The Past 5,000 Years Mark a New Epoch in Human Evolution
"We are more different genetically from people living 5,000 years ago than they were different from Neanderthals."
A team led by University of Wisconsin-Madison anthropologist John Hawks estimated that positive selection just in the past 5,000 years alone -dating back to the Stone Age - has occurred at a rate roughly 100 times higher than any other period of human evolution. Many of the new genetic adjustments are occurring around changes in the human diet brought on by the advent of agriculture, and resistance to epidemic diseases that became major killers after the growth of human civilizations.
In the hunt for recent genetic variation in the genome map the project has cataloged the individual differences in DNA called single nucleotide polymorphisms (SNPs). The project has mapped roughly 4 million of the estimated 10 million SNPs in the human genome. Hawks' research focuses on a phenomenon called linkage disequilibrium (LD). These are places on the genome where genetic variations are occurring more often than can be accounted for by chance, usually because these changes are affording some kind of selection advantage.

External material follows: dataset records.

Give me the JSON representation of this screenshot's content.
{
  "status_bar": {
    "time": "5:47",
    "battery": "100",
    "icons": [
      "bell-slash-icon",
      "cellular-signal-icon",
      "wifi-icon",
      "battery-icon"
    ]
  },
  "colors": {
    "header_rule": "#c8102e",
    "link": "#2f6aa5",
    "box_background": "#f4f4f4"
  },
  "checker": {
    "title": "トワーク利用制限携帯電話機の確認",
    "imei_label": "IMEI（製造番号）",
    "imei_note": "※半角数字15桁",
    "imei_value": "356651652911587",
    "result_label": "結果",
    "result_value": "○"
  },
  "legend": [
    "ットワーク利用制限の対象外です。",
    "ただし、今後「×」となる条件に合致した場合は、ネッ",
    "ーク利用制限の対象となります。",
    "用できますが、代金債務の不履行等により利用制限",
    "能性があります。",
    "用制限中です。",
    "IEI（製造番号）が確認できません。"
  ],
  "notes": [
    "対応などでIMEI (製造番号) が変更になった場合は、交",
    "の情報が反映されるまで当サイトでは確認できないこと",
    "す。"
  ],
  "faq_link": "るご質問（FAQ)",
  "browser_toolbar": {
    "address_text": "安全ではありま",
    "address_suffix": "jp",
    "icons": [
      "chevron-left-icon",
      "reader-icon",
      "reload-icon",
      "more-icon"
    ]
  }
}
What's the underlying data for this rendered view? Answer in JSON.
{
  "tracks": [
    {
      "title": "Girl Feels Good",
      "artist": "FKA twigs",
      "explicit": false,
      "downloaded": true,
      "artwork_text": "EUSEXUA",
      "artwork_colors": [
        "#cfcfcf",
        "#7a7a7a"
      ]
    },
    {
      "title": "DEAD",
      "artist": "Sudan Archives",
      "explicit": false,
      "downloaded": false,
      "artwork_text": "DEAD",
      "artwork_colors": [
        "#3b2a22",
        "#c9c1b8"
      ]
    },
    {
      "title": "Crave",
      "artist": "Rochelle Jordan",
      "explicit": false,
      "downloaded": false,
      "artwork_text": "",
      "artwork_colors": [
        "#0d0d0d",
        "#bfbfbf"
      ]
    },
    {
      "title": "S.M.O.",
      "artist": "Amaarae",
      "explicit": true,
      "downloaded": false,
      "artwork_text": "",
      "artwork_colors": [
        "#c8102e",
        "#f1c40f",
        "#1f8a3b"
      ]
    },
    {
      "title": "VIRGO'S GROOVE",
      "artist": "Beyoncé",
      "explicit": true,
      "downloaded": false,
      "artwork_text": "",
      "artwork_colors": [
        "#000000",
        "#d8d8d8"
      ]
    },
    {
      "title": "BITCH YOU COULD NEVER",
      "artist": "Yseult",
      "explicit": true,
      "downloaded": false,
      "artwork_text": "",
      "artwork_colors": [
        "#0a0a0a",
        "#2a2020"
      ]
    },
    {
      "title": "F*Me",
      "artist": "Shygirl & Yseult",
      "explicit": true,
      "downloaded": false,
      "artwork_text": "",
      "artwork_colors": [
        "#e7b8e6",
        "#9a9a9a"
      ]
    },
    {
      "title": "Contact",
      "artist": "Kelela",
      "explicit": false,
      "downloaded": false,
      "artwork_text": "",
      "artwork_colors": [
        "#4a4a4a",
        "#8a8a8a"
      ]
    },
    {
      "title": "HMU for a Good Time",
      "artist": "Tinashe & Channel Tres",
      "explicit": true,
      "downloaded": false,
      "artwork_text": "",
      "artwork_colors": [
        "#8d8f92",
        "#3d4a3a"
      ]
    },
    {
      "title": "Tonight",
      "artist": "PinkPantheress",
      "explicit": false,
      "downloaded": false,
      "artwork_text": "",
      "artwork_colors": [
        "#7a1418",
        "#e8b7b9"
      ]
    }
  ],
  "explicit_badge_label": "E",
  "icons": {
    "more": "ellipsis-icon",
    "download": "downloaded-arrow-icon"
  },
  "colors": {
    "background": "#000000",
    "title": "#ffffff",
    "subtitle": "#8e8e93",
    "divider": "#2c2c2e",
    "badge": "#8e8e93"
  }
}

The researchers identify recent genetic change by finding long blocks of DNA base pairs that are connected. Because human DNA is constantly being reshuffled through recombination, a long, uninterrupted segment of LD is usually evidence of positive selection. Linkage disequilibrium decays quickly as recombination occurs across many generations, so finding these uninterrupted segments is strong evidence of recent adaptation, Hawks says.